ENVOYS OF MANKIND

Reviewed 7/20/2003

Envoys of Mankind, by George S. Robinson and Harold M. White, Jr.

ENVOYS OF MANKIND
A Declaration of First Principles for the Governance of Space Societies
George S. Robinson & Harold M. White, Jr.
Gene Roddenberry (Prologue)
Washington, DC: Smithsonian Institution Press, 1986

Rating:

4.0

High

ISBN-13 978-0-87474-820-8
ISBN 0-87474-820-8 292pp. HC $?

Digression: An explanation of common law

The modern tendency in legislatures is to enact what the authors call anticipatory codes. (A better term in my opinion would be prescriptive law as opposed to descriptive. At bottom, the conflict between these approaches harks back to that between statist and dynamist approaches to life, as elucidated by Virginia Postrel in The Future and its Enemies.) The prime example relevant to this discussion is what is commonly called the Outer Space Treaty. In order to forestall "land rushes" and the resulting territorial conflicts, the Outer Space Treaty simply invalidates any property rights on celestial bodies.

Common law, by contrast, operates on a case-by-case basis. But let the authors describe it (pages 158-9):

The common law developed in England during the two hundred years following the Norman Conquest of A.D. 1066. Yet its roots were even deeper in history. The genesis of common law can actually be traced to the remotest fringes of the Roman Empire, to a region of Germany now known as the state of Schleswig-Holstein. Here on the shores of the North Sea lived a collection of primitive tribes, the Angles, Saxons and Jutes, who practiced a form of government that anthropologists think may have been characteristic of many hunting-and-gathering peoples. When these tribes emigrated from their homelands to the inviting meads of Roman Britain, their ancient traditions of folk assembly and local government went with them.

Common law was, and often still is, considered discovered law. The judge does not just create the law or simply adjust it to particular situations. He also, in a sense, finds the underlying law, the just and ethical solution, which is derived in the light of each particular set of facts or each individual situation. This has led some attorneys of the civil law tradition to assert that the common law is "the law nobody knows" because it is not neatly and precisely spelled out in anticipatory statute books or administrative edicts. It is laid in a mosaic, case by case, through years of published court decisions. Common law is still largely the latent, undiscovered law, awaiting the discovery of further elements of the ideal state of justice.

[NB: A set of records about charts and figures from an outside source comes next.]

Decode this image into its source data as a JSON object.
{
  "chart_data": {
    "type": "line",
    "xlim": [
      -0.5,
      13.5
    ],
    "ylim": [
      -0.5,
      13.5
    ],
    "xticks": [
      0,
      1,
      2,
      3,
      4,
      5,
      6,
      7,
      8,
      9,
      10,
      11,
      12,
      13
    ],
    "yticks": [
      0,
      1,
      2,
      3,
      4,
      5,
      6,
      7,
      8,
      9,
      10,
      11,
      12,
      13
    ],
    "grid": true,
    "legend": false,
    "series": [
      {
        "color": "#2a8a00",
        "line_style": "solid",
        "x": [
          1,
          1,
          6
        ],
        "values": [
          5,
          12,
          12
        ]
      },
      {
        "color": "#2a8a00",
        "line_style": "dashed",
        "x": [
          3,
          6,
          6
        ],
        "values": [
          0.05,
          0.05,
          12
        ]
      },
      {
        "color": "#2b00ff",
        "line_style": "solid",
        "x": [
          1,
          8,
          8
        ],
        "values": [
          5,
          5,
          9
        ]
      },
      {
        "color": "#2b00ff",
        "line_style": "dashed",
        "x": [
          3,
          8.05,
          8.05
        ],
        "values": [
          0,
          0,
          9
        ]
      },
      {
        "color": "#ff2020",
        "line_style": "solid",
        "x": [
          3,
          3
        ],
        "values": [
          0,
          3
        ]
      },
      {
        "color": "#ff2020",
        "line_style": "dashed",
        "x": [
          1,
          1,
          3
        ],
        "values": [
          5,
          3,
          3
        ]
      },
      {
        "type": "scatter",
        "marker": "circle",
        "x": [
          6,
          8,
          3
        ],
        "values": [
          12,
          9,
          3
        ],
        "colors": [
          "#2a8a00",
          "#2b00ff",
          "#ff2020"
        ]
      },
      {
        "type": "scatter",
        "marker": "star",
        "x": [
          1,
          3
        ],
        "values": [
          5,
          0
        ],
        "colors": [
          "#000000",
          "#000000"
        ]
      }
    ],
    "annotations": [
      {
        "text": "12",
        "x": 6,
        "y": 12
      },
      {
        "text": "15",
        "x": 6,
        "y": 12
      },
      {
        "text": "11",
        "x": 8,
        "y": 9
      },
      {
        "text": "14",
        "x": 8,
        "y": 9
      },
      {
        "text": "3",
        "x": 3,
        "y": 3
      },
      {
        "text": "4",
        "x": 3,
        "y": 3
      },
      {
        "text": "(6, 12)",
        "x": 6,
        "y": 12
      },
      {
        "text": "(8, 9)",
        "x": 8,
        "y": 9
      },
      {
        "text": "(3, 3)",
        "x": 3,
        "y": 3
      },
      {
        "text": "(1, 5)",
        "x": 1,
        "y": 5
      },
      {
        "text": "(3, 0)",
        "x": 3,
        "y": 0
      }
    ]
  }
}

Perhaps this is why many who have been schooled in the deductive and empirical traditions of civil law think it necessary to spell out, early on, a comprehensive law of outer space in order to preserve public order, prevent militarization, and ensure equitable sharing of the available resources. These are all laudable goals, of course, but anticipatory codes often tend to be rigid, unresponsive, and quickly outdated. This seems particularly likely in a rapidly changing environment. While there may be a need for codes to guarantee the observance of human rights and to lay ground rules in case of international conflict, there will be a particular need for organic, indigenous systems for use in the governance of people in space — by people in space.

There will be a need for self-determination in space, for the right of indigenous inhabitants to develop their own approaches to justice and right reason on the basis of their own unique circumstances. Thus, we should be extremely careful in our initial legal constructions not to preempt the ultimate rights of spacekind. We must not impose our view of what has not yet happened on a group of people who do not yet exist, at least in the eyes of the law.